For Jeremiah and our friends and to the childhood we experienced together

I asked a hummingbird about what was wrong
Why with other birds it didn’t join and sing a song?
It put me squarely in my place
And said with a very straight face,
To their songs I enjoy humming along.

—RALEIGH D. MEADOW

 

FOREWORD

Kevin Hancock, September 2006

For the past couple of years, ever since Jeremiah was diagnosed, I have thought the same exact things that I have just read. Every day now I think about Rob, Jeremiah, you, and myself and all of what we did as kids.

I remember when you and Rob and Jeremiah got caught on the tracks when the train was coming, and to this day I don’t think you’ve ever gotten back on them. As dumb as it may sound, I wish I would have been there with y’all.

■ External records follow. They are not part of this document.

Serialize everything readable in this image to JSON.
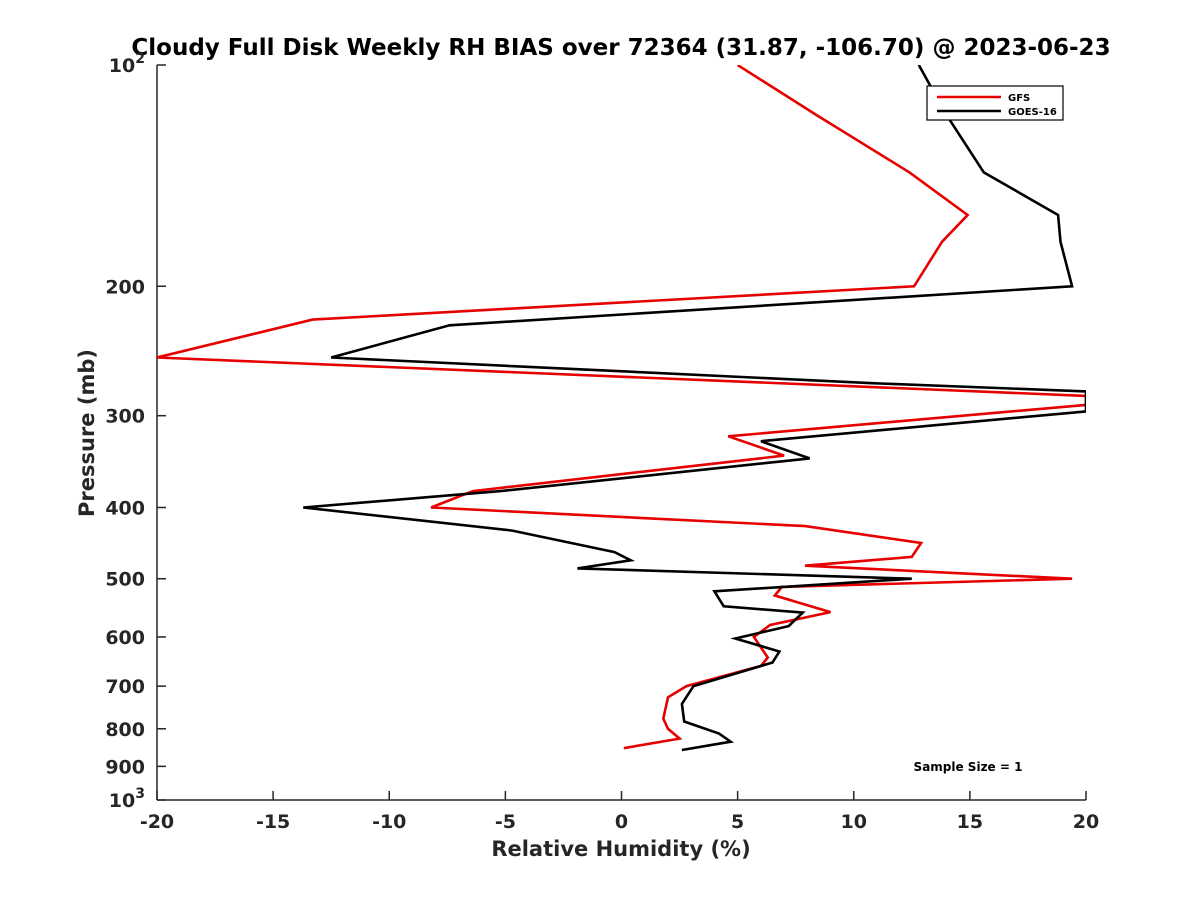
{
  "chart_data": {
    "type": "line",
    "title": "Cloudy Full Disk Weekly RH BIAS over 72364 (31.87, -106.70) @ 2023-06-23",
    "xlabel": "Relative Humidity (%)",
    "ylabel": "Pressure (mb)",
    "xlim": [
      -20,
      20
    ],
    "ylim": [
      100,
      1000
    ],
    "y_scale": "log",
    "y_inverted": true,
    "grid": false,
    "legend_position": "top-right",
    "x_ticks": [
      -20,
      -15,
      -10,
      -5,
      0,
      5,
      10,
      15,
      20
    ],
    "x_tick_labels": [
      "-20",
      "-15",
      "-10",
      "-5",
      "0",
      "5",
      "10",
      "15",
      "20"
    ],
    "y_ticks": [
      200,
      300,
      400,
      500,
      600,
      700,
      800,
      900
    ],
    "y_tick_labels": [
      "200",
      "300",
      "400",
      "500",
      "600",
      "700",
      "800",
      "900"
    ],
    "y_limit_labels": {
      "top_base": "10",
      "top_exp": "2",
      "bottom_base": "10",
      "bottom_exp": "3"
    },
    "annotation": "Sample Size = 1",
    "series": [
      {
        "name": "GFS",
        "color": "#e60000",
        "points": [
          [
            5.0,
            100
          ],
          [
            8.4,
            117
          ],
          [
            12.4,
            140
          ],
          [
            14.9,
            160
          ],
          [
            13.8,
            174
          ],
          [
            12.6,
            200
          ],
          [
            -13.3,
            222
          ],
          [
            -20.0,
            250
          ],
          [
            20.0,
            282
          ],
          [
            20.0,
            290
          ],
          [
            4.6,
            320
          ],
          [
            7.0,
            340
          ],
          [
            -6.4,
            380
          ],
          [
            -8.2,
            400
          ],
          [
            7.9,
            424
          ],
          [
            12.9,
            447
          ],
          [
            12.5,
            467
          ],
          [
            7.9,
            480
          ],
          [
            19.4,
            500
          ],
          [
            6.9,
            513
          ],
          [
            6.6,
            527
          ],
          [
            9.0,
            555
          ],
          [
            6.4,
            578
          ],
          [
            5.7,
            600
          ],
          [
            6.0,
            620
          ],
          [
            6.3,
            640
          ],
          [
            6.0,
            657
          ],
          [
            2.8,
            700
          ],
          [
            2.0,
            725
          ],
          [
            1.8,
            775
          ],
          [
            2.0,
            800
          ],
          [
            2.5,
            825
          ],
          [
            0.1,
            850
          ]
        ]
      },
      {
        "name": "GOES-16",
        "color": "#000000",
        "points": [
          [
            12.8,
            100
          ],
          [
            14.0,
            117
          ],
          [
            15.6,
            140
          ],
          [
            18.8,
            160
          ],
          [
            18.9,
            174
          ],
          [
            19.4,
            200
          ],
          [
            -7.4,
            226
          ],
          [
            -12.5,
            250
          ],
          [
            10.8,
            271
          ],
          [
            20.0,
            278
          ],
          [
            20.0,
            296
          ],
          [
            6.0,
            325
          ],
          [
            8.1,
            343
          ],
          [
            -5.2,
            380
          ],
          [
            -13.7,
            400
          ],
          [
            -4.7,
            430
          ],
          [
            -0.3,
            460
          ],
          [
            0.4,
            472
          ],
          [
            -1.9,
            484
          ],
          [
            12.5,
            500
          ],
          [
            4.0,
            520
          ],
          [
            4.4,
            545
          ],
          [
            7.8,
            556
          ],
          [
            7.2,
            580
          ],
          [
            4.9,
            603
          ],
          [
            6.8,
            628
          ],
          [
            6.5,
            650
          ],
          [
            3.1,
            700
          ],
          [
            2.6,
            740
          ],
          [
            2.7,
            782
          ],
          [
            4.2,
            812
          ],
          [
            4.7,
            833
          ],
          [
            2.6,
            855
          ]
        ]
      }
    ]
  }
}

You know as well as I do that we all looked up to Rob and Jeremiah for everything. I was lucky enough to have one of them as my brother, but I have always and will always consider you and Jeremiah my brothers as well.

 

INTRODUCTION

About the title

For quite some time, WHEN THE LIGHTS GO OUT AT 10:16 was aptly titled THE COURT: JEREMIAH’S STORY, after the basketball court in Phenix, Virginia, where we all lived out our days in childhood.

Shortly after Jeremiah passed in January 2007, I changed the title to what it currently is today to reflect Jeremiah’s death. He was “going home,” you could say. It was meant symbolically.

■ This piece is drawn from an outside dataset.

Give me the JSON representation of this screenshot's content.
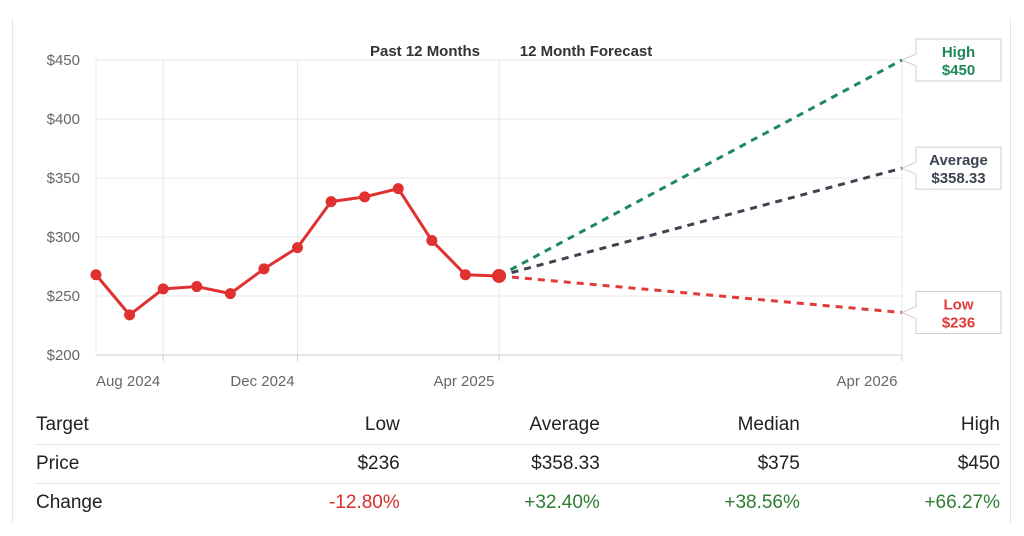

You see, 10:16 was not the time of day Jeremiah passed. 10:16 was the time of night when the lights at the basketball court in Phenix would turn off like clockwork, and we, as kids, would stand from where we were seated on the court and make our way home.

“Welp, must be 10:16,” Kevin would often say.

And then Robbie and Kevin would make their way one direction toward Park Street, the Tucker boys in another toward Charlotte, and Jeremiah and I, who lived across the street from each other on Church, would walk up the small hillside toward our homes.

As we grew to be young teenagers, the particular time was sort of a running joke for those of us who grew up in Phenix whenever someone from another town happened to be there when the lights went out.

“You mean 10:15,” someone would say.

“No,” we would reply. “Dexter set it for 10:16. Check your watch. 10:16 on the money.”

On a daily basis, during dinner time, my mom would stick her head out the front door and yell, “Jeff! Time to eat.”

And I would do one of two things. At the end of the game, I’d run home, grab my plate, and eat at the basketball court between games or when the ball rolled down the hill and there was a stoppage in play, or I’d yell back, “I’ll eat at 10:16.”

If you were to drive by the basketball court in Phenix, to the passerby it wouldn’t seem like much—not back then, not now. They might see but a cracked blacktop with two wooden backboards and rusted red rims on opposite ends. To us, it is where our childhood was birthed, where lifelong friendships were formed. It’s where our shadows still exist in another dimension, playing a game of two-on-two to 50, win by four. Check.